東海カーボンの26年12月期第1四半期連結決算は、売上高が817億2000万円で前年同期比1・7%増、営業利益は63億4500万円で同8・9%減、経常利益は61億8100万円で同1・9%減、当期純利益は15億5600万円で同47・1%減となった。
カーボンブラック事業の売上高は387億3000万円で同0・5%減、営業利益は32億3500万円で同28・4%減となった。2025年第4四半期より新たに連結化されたタイ子会社の貢献はあったものの、タイヤメーカーの生産調整に伴う販売数量減少やタイ新工場の稼働に伴う減価償却費の増加を補うには至らず、売上高・営業利益ともに前年同 期比で減少した。

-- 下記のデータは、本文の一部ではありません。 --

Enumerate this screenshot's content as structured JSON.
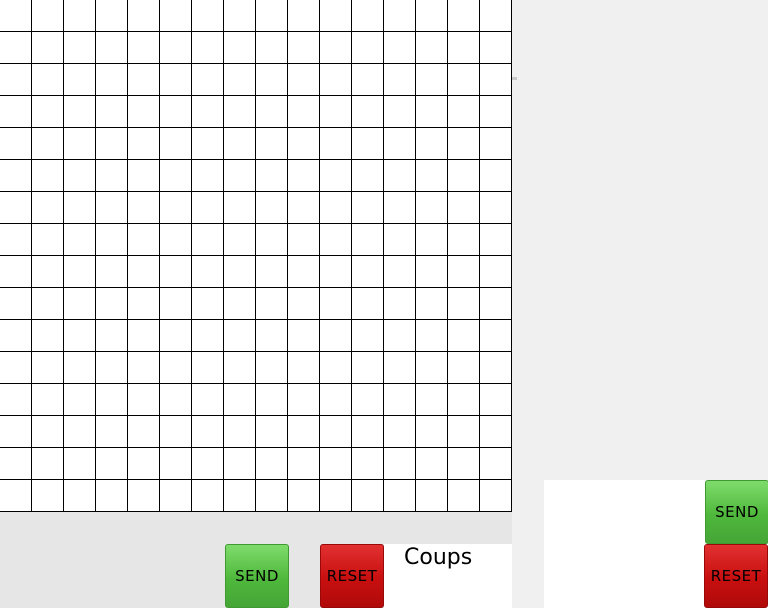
{
  "board": {
    "rows": 16,
    "cols": 16
  },
  "bottom_controls": {
    "send_label": "SEND",
    "reset_label": "RESET",
    "coups_label": "Coups"
  },
  "side_controls": {
    "send_label": "SEND",
    "reset_label": "RESET"
  },
  "colors": {
    "send_green": "#4fb83c",
    "reset_red": "#c80f0f",
    "grid_line": "#000000",
    "background": "#f0f0f0"
  }
}
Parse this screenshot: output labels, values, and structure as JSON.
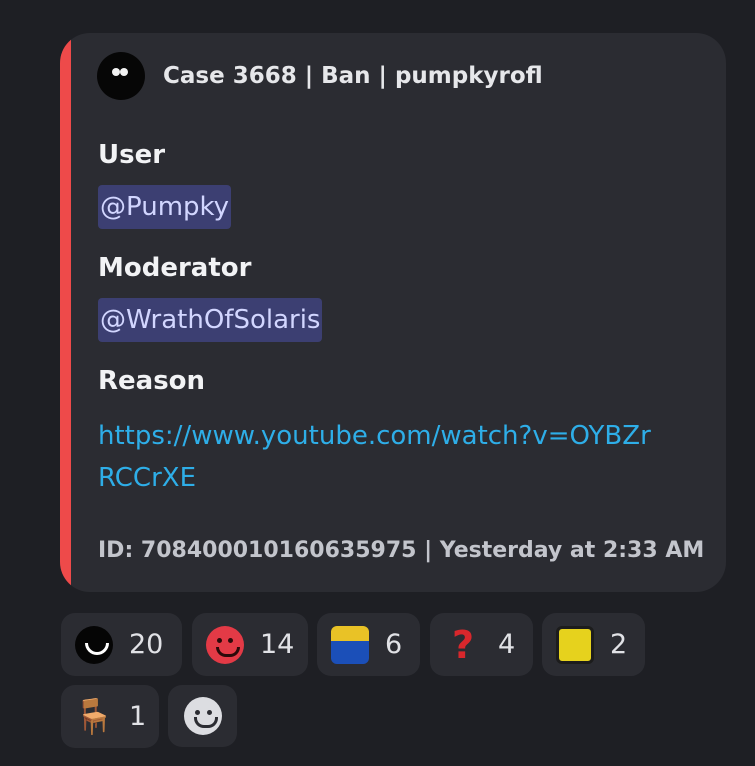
{
  "embed": {
    "accent_color": "#ee4a4a",
    "author": {
      "avatar_icon": "black-blob-avatar",
      "name": "Case 3668 | Ban | pumpkyrofl"
    },
    "fields": [
      {
        "name": "User",
        "value": "@Pumpky",
        "type": "mention"
      },
      {
        "name": "Moderator",
        "value": "@WrathOfSolaris",
        "type": "mention"
      },
      {
        "name": "Reason",
        "value": "https://www.youtube.com/watch?v=OYBZrRCCrXE",
        "type": "link"
      }
    ],
    "footer": "ID: 708400010160635975 | Yesterday at 2:33 AM"
  },
  "reactions": [
    {
      "emoji": "black-smile-emoji",
      "count": "20"
    },
    {
      "emoji": "red-smile-emoji",
      "count": "14"
    },
    {
      "emoji": "figure-emoji",
      "count": "6"
    },
    {
      "emoji": "question-mark-emoji",
      "count": "4"
    },
    {
      "emoji": "yellow-face-emoji",
      "count": "2"
    },
    {
      "emoji": "chair-emoji",
      "count": "1"
    }
  ],
  "add_reaction_icon": "add-reaction-icon",
  "colors": {
    "background": "#1e1f24",
    "embed_bg": "#2b2c32",
    "mention_bg": "#3c3f72",
    "link": "#2eaee8"
  }
}
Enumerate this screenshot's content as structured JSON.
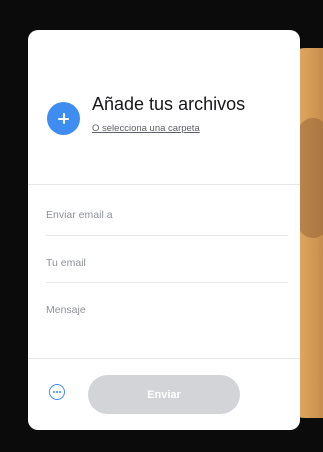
{
  "upload": {
    "title": "Añade tus archivos",
    "folder_link": "O selecciona una carpeta"
  },
  "form": {
    "email_to_placeholder": "Enviar email a",
    "your_email_placeholder": "Tu email",
    "message_placeholder": "Mensaje"
  },
  "footer": {
    "send_label": "Enviar",
    "options_icon": "more-options-icon"
  },
  "colors": {
    "accent": "#3f8df0",
    "send_button_disabled": "#d3d4d8",
    "background": "#0b0b0b",
    "card": "#ffffff"
  }
}
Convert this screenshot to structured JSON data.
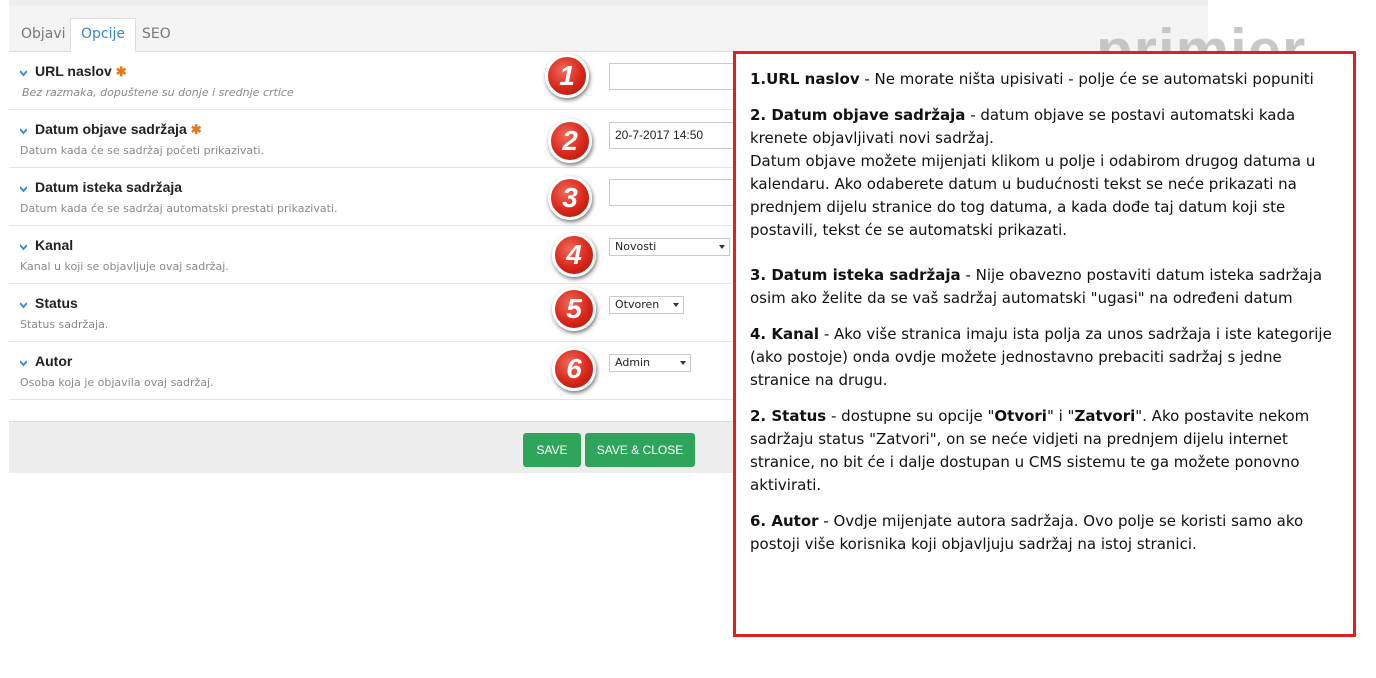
{
  "tabs": [
    "Objavi",
    "Opcije",
    "SEO"
  ],
  "active_tab": "Opcije",
  "fields": [
    {
      "label": "URL naslov",
      "required": true,
      "description": "Bez razmaka, dopuštene su donje i srednje crtice",
      "badge": "1",
      "control": "input",
      "value": ""
    },
    {
      "label": "Datum objave sadržaja",
      "required": true,
      "description": "Datum kada će se sadržaj početi prikazivati.",
      "badge": "2",
      "control": "input",
      "value": "20-7-2017 14:50"
    },
    {
      "label": "Datum isteka sadržaja",
      "required": false,
      "description": "Datum kada će se sadržaj automatski prestati prikazivati.",
      "badge": "3",
      "control": "input",
      "value": ""
    },
    {
      "label": "Kanal",
      "required": false,
      "description": "Kanal u koji se objavljuje ovaj sadržaj.",
      "badge": "4",
      "control": "select",
      "value": "Novosti"
    },
    {
      "label": "Status",
      "required": false,
      "description": "Status sadržaja.",
      "badge": "5",
      "control": "select",
      "value": "Otvoren"
    },
    {
      "label": "Autor",
      "required": false,
      "description": "Osoba koja je objavila ovaj sadržaj.",
      "badge": "6",
      "control": "select",
      "value": "Admin"
    }
  ],
  "required_mark": "✱",
  "buttons": {
    "save": "SAVE",
    "save_close": "SAVE & CLOSE"
  },
  "watermark": "primjer",
  "colors": {
    "accent_blue": "#3a86c8",
    "required_orange": "#e8761a",
    "badge_red": "#d8261a",
    "button_green": "#2ea55a",
    "note_border": "#e02020"
  },
  "notes": {
    "n1": {
      "title": "1.URL naslov",
      "text": " -  Ne morate ništa upisivati - polje će se automatski popuniti"
    },
    "n2": {
      "title": "2. Datum objave sadržaja",
      "text": " - datum objave se postavi automatski kada krenete objavljivati novi sadržaj.",
      "text2": "Datum objave možete mijenjati klikom u polje i odabirom drugog datuma u kalendaru. Ako odaberete datum u budućnosti tekst se neće prikazati na prednjem dijelu stranice do tog datuma, a kada dođe taj datum koji ste postavili, tekst će se automatski prikazati."
    },
    "n3": {
      "title": "3. Datum isteka sadržaja",
      "text": " - Nije obavezno postaviti datum isteka sadržaja osim ako želite da se vaš sadržaj automatski \"ugasi\" na određeni datum"
    },
    "n4": {
      "title": "4. Kanal",
      "text": " - Ako više stranica imaju ista polja za unos sadržaja i iste kategorije (ako postoje) onda ovdje možete jednostavno prebaciti sadržaj s jedne stranice na drugu."
    },
    "n5": {
      "title": "2. Status",
      "text_a": " - dostupne su opcije \"",
      "opt1": "Otvori",
      "text_b": "\" i \"",
      "opt2": "Zatvori",
      "text_c": "\". Ako postavite nekom sadržaju status \"Zatvori\", on se neće vidjeti na prednjem dijelu internet stranice, no bit će i dalje dostupan u CMS sistemu te ga možete ponovno aktivirati."
    },
    "n6": {
      "title": "6. Autor",
      "text": " - Ovdje mijenjate autora sadržaja. Ovo polje se koristi samo ako postoji više korisnika koji objavljuju sadržaj na istoj stranici."
    }
  }
}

黒鉛電極事業の売上高は78億4500万円で同16・4%減、営業利益は2億5100万円(前年同期は7億2500万円の損失)となった。インド・米国の粗鋼生産は依然好調なものの、中国を始めとするアジアやEU等の主要地域での粗鋼生産は低調に推移し、電極需要も回復の兆しはみられなかった。同事業は、前年度に実施した構造改革の一環として、滋賀工場での生産を終了し防府工場に生産集約するとともに、ドイツの完全子会社TOKAI ERFTCARBONの株式譲渡を行い、2025年4月より同社連結から除外した。
26年12月期業績予想は、直近に公表されている業績予想を上方修正した。売上高3700億円(前回予想3467億円、増減率6・7%増)、営業利益280億円(同260億円、同7・7%増)、経常利益260億円(同240億円、同8・3%増)、当期純利益120億円(同106億円、同13・2%増)を見込んでいる。